Diagonal and Symmetric Matrices

A few shapes of matrix are so well-behaved they get their own names. Two will matter most for what's ahead.

A diagonal matrix has non-zero entries only on the main diagonal: \begin{bmatrix} a & 0 \\ 0 & d \end{bmatrix}. It does the simplest possible thing to a vector — scales the first component by a and the second by d, each axis stretched on its own, with no mixing.

A symmetric matrix equals its own transpose, A = A^{\mathsf{T}} — it's a mirror image across the diagonal, so a_{ij} = a_{ji}. For example \begin{bmatrix} 3 & 2 \\ 2 & 5 \end{bmatrix}.

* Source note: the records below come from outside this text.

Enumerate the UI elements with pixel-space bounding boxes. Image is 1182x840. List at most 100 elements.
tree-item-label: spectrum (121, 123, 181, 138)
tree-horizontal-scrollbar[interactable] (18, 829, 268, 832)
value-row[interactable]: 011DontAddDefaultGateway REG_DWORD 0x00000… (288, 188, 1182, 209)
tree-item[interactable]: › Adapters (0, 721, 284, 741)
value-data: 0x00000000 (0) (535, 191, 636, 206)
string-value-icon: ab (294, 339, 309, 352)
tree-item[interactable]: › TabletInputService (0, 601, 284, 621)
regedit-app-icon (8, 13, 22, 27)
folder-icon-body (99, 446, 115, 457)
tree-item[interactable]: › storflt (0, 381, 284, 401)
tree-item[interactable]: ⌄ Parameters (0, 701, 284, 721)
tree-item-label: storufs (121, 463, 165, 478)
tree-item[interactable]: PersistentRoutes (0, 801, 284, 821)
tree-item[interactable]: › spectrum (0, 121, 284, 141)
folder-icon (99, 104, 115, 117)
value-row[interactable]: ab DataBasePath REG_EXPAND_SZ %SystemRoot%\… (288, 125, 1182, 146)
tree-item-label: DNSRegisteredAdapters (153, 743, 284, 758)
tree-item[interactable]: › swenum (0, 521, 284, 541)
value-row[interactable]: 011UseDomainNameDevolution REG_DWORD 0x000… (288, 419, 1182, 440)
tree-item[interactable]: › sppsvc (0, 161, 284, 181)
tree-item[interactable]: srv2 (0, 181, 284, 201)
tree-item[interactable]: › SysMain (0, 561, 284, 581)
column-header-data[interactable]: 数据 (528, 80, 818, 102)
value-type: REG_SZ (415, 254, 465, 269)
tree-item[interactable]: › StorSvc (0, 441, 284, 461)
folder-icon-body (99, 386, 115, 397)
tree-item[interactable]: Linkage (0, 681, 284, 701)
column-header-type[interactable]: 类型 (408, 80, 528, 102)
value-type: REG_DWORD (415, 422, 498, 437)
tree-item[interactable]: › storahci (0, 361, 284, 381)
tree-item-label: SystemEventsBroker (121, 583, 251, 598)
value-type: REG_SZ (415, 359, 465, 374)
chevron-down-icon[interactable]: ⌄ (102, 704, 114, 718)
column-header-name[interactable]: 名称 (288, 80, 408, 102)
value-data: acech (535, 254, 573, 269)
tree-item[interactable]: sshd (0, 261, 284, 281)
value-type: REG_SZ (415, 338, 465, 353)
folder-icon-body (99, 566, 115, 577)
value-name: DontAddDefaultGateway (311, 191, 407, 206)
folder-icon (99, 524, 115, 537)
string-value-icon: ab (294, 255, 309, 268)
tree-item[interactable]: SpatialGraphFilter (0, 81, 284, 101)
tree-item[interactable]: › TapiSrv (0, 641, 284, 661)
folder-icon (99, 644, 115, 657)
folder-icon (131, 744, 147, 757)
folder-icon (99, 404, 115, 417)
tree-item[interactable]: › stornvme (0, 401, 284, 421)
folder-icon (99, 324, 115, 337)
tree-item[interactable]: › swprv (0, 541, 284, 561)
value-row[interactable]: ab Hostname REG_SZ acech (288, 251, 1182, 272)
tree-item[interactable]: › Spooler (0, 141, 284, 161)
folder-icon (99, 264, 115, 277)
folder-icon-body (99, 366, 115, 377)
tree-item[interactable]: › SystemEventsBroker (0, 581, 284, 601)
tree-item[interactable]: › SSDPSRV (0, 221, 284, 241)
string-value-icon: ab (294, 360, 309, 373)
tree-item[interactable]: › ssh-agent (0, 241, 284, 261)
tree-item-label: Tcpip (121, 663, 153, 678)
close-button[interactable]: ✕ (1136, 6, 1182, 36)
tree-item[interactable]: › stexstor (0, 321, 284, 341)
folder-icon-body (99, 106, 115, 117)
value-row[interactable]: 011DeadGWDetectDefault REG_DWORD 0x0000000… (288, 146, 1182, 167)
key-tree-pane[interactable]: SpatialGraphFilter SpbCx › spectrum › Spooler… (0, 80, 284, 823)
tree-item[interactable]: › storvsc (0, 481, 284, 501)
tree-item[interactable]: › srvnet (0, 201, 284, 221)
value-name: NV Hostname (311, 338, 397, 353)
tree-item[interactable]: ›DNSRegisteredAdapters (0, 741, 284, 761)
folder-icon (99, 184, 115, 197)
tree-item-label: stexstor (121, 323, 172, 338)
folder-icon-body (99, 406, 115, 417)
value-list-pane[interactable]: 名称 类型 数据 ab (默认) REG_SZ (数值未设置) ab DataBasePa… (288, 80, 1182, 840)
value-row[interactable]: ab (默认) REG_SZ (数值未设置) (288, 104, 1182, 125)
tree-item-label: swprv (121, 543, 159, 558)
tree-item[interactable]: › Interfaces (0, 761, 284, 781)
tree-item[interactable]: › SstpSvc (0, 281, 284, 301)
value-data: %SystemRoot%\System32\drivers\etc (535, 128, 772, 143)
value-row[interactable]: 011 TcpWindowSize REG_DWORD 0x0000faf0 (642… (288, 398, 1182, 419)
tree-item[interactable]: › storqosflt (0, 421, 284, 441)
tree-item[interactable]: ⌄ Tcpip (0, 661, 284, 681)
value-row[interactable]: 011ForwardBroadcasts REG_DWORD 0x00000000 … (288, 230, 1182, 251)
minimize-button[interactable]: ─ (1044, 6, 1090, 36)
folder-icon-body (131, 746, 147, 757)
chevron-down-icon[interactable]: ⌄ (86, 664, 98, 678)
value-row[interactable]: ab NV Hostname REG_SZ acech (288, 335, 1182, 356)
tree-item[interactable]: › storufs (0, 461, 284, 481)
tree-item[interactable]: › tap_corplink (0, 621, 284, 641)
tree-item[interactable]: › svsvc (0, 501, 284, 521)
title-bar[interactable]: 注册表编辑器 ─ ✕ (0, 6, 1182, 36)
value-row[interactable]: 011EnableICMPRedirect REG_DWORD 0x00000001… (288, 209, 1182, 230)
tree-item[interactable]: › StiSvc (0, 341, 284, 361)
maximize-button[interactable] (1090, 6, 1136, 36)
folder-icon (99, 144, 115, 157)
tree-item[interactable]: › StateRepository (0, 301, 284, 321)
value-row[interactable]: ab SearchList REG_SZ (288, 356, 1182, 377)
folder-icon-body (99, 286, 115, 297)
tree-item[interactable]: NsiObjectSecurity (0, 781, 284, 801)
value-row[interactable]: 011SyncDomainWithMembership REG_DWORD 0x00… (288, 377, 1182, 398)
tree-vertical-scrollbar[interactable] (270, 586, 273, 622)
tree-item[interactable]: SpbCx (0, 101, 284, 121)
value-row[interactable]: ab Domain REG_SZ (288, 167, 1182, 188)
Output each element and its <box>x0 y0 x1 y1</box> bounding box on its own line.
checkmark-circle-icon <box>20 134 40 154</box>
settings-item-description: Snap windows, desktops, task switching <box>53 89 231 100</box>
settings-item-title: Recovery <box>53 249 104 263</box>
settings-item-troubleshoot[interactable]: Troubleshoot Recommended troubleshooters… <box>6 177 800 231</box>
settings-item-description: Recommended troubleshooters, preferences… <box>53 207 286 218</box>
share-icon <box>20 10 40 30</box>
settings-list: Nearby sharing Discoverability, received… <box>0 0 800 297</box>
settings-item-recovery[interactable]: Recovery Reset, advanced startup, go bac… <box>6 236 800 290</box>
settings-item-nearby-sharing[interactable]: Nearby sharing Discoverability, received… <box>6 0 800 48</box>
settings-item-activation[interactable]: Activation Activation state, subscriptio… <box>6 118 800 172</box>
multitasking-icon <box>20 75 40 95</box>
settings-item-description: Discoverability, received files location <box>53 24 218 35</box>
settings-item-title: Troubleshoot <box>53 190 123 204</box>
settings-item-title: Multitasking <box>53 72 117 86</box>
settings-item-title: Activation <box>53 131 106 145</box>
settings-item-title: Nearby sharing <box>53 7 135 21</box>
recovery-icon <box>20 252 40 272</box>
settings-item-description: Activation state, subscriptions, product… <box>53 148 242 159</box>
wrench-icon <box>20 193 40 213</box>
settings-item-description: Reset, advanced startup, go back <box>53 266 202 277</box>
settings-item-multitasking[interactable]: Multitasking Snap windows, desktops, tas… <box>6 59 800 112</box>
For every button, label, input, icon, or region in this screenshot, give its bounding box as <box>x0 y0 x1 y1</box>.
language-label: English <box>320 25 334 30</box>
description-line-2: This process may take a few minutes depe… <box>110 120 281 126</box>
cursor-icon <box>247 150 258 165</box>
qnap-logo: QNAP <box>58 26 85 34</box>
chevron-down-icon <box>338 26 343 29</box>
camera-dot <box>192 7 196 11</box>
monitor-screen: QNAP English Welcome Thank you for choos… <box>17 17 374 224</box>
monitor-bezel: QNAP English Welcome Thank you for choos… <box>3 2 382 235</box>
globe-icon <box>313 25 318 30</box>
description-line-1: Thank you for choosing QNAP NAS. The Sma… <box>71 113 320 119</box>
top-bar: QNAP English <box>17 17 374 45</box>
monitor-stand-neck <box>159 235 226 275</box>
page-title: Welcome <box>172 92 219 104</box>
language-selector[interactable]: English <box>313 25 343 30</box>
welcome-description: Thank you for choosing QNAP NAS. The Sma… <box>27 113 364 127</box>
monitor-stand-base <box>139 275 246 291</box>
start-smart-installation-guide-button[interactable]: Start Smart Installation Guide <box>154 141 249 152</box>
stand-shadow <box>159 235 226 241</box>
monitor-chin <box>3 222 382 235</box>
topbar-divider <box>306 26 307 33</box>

A diagonal matrix stretches the axes

Watch a diagonal matrix act on the unit square. Slider a stretches it horizontally, slider d vertically — and the square stays a neat rectangle, because the axes never mix. That clean, independent stretching is exactly why diagonal matrices are the easiest of all to work with.

Why we hunt for these

Diagonal matrices are trivial to compute with — multiplying, powering and inverting all come almost for free. So a recurring dream in linear algebra is to make a matrix look diagonal by choosing the right basis; that's diagonalization. Symmetric matrices are the heroes there: they can always be diagonalized, by a set of perpendicular axes — the fact that makes principal component analysis work.